38
Symposia
S1-3
The Effect of PspA and PspC on Complement Deposition
on Pneumococci and Their Immune Adherence to
Erythrocytes through the CR1 Receptor
David E. Briles1, Jie Li1, Jennifer Wang2, Haley Echlin1, Anna Cerney2,
Robert Finberg2, and Alex Szalai3
Departments of 1Microbiology and 3Medicine at the University of Alabama at Birmingham, USA and the
2Department of Medicine at the University of Massachusetts Medical School, Worcester, Massachusetts, USA
Streptococcus pneumoniae (pneumococci) are major causes of pneumonia, meningitis, and otitis media in
humans. In the majority of cases of pneumococcal pneumonia the pneumococci are largely confined to the lung and upper airways. In those patients the pneumococci that do enter the blood are rapidly cleared. However, in other patients pneumococci in the blood are able to survive well enough to increase in numbers. Once this happens the patient can become septic and have a poor prognosis. Pneumococcal sepsis occurs often enough that over 1 million children die each year of pneumococcal pneumonia worldwide and over 10,000 elderly individuals die in the US each year of pneumococcal pneumonia. Thus, the ability of pneumococci to be cleared from the blood is critical to the survival of the infected patient.
Data from animals and disease rates in complement deficient humans make it clear that the clearance of pneumococci from the blood requires their opsonization with complement. Antibody and C-reactive protein are able to enhance the opsonization of pneumococci with complement.
Pneumococci are protected from complement-mediated clearance from the blood by the pneumococcal capsule, and the pneumococcal virulence proteins PspA, PspC, pneumolysin, and Pht. In the absence of significant concentrations of specific antibody in the serum the complement deposition on pneumococci is dependent on the classical pathway. PspA interferes with C1q binding to the pneumococcal surface and thus blocks the classical pathway of complement activation. In the absence of PspA the complement activation triggered by the classical pathway is amplified by the alternative pathway. PspC interferes with alternative pathway amplification of the complement activation that is triggered by the absence of PspA. Thus, in the absence of both PspA and PspC significant amounts of C3 are deposited on pneumococci and they are quite avirulent in mice.

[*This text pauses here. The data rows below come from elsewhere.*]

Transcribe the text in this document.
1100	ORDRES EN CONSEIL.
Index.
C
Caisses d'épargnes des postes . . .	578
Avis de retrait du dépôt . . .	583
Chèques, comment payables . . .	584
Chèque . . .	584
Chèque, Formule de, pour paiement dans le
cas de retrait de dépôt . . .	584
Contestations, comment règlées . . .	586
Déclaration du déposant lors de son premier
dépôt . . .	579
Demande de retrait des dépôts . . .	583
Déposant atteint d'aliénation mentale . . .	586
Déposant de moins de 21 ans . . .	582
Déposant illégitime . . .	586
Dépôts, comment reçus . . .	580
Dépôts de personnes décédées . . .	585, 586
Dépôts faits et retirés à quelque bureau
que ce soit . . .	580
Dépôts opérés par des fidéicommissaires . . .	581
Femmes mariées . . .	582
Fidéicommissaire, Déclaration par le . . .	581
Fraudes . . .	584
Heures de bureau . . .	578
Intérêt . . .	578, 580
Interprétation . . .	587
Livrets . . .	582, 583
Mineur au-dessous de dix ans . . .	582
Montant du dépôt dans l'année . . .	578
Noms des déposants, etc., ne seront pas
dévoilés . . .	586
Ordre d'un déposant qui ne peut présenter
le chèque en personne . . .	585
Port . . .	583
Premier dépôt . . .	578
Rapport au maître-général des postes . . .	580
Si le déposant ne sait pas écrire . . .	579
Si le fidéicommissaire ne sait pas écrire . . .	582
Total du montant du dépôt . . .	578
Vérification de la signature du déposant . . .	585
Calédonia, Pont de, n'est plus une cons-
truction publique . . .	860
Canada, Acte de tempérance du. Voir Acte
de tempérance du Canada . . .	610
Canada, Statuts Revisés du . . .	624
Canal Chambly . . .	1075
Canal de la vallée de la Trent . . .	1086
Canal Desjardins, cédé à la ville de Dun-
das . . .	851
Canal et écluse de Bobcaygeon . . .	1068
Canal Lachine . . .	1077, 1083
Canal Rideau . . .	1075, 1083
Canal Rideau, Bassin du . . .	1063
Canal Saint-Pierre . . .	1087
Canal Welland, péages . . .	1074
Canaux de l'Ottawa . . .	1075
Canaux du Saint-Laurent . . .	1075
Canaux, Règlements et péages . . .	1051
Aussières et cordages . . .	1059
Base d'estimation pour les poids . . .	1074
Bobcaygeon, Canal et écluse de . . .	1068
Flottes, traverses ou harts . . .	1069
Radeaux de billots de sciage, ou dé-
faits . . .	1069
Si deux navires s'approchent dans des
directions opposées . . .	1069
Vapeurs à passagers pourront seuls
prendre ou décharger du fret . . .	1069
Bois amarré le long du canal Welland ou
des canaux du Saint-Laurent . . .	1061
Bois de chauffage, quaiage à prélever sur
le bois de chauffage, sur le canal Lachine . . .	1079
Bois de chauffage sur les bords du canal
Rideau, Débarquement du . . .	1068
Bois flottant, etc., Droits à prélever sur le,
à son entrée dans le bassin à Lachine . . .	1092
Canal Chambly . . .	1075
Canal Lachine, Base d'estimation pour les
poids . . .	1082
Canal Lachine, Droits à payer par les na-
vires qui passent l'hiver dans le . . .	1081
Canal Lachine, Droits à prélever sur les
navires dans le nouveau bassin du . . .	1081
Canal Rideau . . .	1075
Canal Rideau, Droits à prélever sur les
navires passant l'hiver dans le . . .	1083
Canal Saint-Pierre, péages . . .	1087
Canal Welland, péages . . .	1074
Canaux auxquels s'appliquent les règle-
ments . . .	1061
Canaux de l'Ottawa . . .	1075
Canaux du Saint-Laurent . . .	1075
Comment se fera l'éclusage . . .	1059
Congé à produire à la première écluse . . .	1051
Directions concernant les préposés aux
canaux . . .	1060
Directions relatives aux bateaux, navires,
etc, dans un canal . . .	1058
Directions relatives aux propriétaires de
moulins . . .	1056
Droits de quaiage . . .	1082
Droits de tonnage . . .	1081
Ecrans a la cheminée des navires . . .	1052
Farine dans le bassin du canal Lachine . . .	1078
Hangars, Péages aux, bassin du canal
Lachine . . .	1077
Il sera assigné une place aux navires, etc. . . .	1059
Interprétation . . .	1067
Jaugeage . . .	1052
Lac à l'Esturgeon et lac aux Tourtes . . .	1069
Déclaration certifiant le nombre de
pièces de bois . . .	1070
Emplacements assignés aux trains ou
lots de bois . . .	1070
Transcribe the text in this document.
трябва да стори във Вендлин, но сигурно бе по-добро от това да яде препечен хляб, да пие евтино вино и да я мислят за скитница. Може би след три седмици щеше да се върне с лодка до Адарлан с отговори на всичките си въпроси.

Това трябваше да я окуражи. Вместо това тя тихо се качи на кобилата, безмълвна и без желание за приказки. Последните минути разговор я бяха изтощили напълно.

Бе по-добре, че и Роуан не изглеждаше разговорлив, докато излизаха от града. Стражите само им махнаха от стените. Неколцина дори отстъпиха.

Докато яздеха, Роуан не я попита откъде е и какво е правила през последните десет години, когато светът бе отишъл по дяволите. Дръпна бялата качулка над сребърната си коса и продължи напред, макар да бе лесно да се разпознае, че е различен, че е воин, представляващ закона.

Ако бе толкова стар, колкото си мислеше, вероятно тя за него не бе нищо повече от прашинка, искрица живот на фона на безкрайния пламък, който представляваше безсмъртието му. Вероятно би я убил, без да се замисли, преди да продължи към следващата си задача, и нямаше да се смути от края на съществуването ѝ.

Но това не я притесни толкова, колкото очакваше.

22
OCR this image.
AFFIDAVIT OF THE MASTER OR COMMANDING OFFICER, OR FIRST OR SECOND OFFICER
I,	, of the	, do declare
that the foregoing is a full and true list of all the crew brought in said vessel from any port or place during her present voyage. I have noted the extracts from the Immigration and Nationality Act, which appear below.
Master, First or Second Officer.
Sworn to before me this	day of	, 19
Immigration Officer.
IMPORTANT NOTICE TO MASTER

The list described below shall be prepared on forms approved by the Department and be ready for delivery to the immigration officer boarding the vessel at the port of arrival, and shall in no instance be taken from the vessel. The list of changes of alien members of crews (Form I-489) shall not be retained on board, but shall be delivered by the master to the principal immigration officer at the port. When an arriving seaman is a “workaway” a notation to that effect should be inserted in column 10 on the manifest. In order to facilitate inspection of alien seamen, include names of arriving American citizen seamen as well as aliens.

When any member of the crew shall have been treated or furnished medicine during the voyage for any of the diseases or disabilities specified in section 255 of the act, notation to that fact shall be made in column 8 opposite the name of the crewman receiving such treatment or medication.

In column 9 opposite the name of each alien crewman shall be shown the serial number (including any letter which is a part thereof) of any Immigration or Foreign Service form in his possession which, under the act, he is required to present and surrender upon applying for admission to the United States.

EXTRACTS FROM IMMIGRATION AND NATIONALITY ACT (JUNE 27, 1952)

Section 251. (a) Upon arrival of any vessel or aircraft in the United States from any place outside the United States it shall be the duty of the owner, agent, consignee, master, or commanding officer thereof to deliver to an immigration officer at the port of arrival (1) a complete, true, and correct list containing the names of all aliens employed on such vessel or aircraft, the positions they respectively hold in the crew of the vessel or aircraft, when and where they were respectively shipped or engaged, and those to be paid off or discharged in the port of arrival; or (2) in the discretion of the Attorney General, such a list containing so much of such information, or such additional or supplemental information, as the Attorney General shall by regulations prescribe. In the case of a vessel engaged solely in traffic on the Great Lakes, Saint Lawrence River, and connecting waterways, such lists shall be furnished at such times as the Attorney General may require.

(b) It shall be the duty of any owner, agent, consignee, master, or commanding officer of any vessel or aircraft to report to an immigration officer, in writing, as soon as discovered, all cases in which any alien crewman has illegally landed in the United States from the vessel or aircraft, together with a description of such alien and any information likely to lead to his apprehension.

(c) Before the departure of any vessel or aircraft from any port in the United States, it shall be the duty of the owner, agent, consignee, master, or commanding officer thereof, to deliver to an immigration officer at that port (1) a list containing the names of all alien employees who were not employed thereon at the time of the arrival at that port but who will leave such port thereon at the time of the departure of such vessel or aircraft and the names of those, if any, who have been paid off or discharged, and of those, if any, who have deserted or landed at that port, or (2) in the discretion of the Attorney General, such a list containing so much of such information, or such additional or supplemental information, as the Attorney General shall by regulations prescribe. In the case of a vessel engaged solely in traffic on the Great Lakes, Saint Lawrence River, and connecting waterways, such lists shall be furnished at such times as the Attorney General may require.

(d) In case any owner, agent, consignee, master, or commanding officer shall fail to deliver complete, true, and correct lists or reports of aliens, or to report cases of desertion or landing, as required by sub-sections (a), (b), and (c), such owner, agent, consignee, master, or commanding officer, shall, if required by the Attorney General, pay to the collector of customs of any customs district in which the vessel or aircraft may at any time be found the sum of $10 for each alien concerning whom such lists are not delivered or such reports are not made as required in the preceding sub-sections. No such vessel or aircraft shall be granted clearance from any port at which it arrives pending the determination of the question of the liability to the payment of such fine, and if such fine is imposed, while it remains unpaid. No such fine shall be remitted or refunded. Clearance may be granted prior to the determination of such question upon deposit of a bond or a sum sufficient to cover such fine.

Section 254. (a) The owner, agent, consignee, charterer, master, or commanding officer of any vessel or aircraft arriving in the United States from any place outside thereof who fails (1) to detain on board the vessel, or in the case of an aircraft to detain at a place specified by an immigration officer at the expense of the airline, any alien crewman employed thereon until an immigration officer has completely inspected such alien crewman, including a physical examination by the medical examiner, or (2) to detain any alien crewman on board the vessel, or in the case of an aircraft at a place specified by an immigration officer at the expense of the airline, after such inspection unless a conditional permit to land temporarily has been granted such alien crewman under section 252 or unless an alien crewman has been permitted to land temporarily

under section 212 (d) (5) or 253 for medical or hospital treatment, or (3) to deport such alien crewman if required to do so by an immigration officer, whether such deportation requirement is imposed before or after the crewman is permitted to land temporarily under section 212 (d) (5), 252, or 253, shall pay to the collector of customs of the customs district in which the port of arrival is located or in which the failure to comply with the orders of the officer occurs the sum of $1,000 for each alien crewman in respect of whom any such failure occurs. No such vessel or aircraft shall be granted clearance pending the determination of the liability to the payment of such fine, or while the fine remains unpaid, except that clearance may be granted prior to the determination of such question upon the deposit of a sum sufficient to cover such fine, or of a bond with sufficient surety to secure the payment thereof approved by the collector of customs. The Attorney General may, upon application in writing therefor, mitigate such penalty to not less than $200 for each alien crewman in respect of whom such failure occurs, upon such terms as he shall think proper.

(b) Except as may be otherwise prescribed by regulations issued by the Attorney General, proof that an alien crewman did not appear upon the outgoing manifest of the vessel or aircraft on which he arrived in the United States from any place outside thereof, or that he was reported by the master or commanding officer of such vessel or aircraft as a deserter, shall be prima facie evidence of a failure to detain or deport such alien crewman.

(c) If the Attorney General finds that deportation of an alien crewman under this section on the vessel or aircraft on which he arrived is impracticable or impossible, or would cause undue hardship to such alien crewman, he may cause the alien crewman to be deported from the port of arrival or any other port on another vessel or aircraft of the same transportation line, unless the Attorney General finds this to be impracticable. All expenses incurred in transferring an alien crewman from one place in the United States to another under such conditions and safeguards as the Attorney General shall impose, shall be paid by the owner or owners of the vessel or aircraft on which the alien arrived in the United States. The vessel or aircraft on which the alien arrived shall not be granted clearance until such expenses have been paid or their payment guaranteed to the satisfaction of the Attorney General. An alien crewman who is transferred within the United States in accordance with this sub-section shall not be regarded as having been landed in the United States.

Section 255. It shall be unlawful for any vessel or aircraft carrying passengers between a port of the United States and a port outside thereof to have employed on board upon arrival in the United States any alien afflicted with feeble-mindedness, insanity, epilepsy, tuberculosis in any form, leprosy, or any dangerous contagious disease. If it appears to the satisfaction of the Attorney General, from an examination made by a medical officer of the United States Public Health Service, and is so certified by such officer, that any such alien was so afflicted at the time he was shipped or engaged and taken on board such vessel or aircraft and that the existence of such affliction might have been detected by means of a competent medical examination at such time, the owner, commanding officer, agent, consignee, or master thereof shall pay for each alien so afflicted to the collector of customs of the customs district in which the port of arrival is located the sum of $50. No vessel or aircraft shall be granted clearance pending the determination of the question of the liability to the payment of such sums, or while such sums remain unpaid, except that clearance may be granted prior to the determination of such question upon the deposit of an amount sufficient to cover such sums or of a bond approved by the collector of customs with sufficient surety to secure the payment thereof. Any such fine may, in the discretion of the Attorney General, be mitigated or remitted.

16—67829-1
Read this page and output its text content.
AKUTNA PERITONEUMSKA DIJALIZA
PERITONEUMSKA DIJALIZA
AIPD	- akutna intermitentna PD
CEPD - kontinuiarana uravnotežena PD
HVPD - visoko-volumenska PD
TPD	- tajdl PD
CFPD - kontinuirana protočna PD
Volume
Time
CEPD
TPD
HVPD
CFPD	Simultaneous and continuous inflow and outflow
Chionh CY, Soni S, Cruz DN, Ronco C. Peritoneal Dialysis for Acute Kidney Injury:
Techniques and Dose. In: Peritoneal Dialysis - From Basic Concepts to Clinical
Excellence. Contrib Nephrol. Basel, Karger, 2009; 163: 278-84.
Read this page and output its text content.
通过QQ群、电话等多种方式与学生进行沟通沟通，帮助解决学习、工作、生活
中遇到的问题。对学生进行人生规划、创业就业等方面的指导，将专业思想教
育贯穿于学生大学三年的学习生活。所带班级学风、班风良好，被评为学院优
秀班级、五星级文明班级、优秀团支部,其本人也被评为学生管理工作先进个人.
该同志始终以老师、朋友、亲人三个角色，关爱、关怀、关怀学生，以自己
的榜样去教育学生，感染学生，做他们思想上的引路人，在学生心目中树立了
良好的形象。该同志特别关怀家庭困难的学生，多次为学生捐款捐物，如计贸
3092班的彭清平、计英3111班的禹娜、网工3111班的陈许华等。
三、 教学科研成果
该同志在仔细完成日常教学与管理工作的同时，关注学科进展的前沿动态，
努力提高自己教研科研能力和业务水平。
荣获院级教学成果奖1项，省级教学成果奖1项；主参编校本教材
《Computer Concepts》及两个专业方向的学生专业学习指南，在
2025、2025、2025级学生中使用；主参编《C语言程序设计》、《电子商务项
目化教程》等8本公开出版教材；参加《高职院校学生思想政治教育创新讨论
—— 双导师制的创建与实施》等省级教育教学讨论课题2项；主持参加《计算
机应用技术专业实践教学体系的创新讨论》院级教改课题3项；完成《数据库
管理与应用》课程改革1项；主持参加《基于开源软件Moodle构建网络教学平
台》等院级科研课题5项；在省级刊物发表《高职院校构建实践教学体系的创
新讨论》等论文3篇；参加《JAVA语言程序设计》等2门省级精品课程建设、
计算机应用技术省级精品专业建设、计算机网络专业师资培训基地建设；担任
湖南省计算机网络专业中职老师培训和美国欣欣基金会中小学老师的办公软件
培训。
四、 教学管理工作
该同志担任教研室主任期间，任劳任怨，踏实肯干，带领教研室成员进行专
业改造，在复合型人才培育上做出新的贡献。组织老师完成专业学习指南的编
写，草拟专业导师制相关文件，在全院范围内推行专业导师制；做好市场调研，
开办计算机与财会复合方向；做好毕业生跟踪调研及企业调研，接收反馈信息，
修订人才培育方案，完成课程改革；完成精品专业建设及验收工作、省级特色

Once complement C3 is deposited on pneumococci, either through the absence of PspA and PspC or through the presence of antibody to capsule, the pneumococci are able to show immune adherence to the CR1 receptor of human red blood cells (RBC). Once bound to the human RBC through C3b and the CR1 receptor, pneumococci can be readily transferred to macrophages where they can be killed. This process requires C3
39
www.msk.or.kr
since neither the immune adherence nor the transfer of pneumococci from RBC to macrophages occurs in C3-depleted sera. However, if purified C3 is use to restore C3 activity to the original C3-depleted system then immune adherence and transfer of pneumococci from RBC to macrophages is restored.
The role of the CRIII complement receptor on the macrophages was shown by the fact that pre-treatment of the macrophages with antibody to CRIII reduced transfer of the pneumococci from RBC to macrophages by over 50%. In the case where the pneumococci were opsonized with both antibody and complement, we observed that prior treatment of the macrophages with antibody to the Fc-gammaRIII/II receptor also caused about 50% inhibition of transfer of the opsonized pneumococci from RBC to macrophages
The role of the CR1 receptor on the red blood cells was demonstrated using mice that were transgenic for the human CR1 receptor. Unlike humans, mice lack CR1 on their RBC. Measurement of immune adherence and the transfer of pneumococci from RBC to macrophages was carried out using wild-type mouse RBC and transgenic mouse RBC expressing human CR1. These studies demonstrated that CR1 is necessary for immune adherence and transfer of opsonized pneumococci from RBC to macrophages.
The significance of this process to in vivo clearance of pneumococci was determined by making use of the transgenic mice that express human CR1 on their red blood cells. In one study pneumococci opsonized with complement were mixed with RBC from CR1-transgenic mice or RBC from wild-type mice. When the mixtures were injected intravenously into wild-type mice it was observed that the opsonized pneumococci that had been pre-incubated with CR1-expressing RBC were cleared from the blood more rapidly than those pre-incubated with wild-type RBC. In other studies wild-type or CR1-transgenic mice were infected with pneumococci intravenously. As expected, we observed better clearance from the blood of pneumococci injected into the CR1-transgenic mice versus the pneumococci injected into the wild-type mice. These studies make it clear that CR1 expression on RBC has an actual, not just a theoretical effect on the clearance of pneumococci from the blood. The studies also indicate that vaccine antigens that elicit antibody-mediated blood clearance of pneumococci may work even better in humans than they do in mice.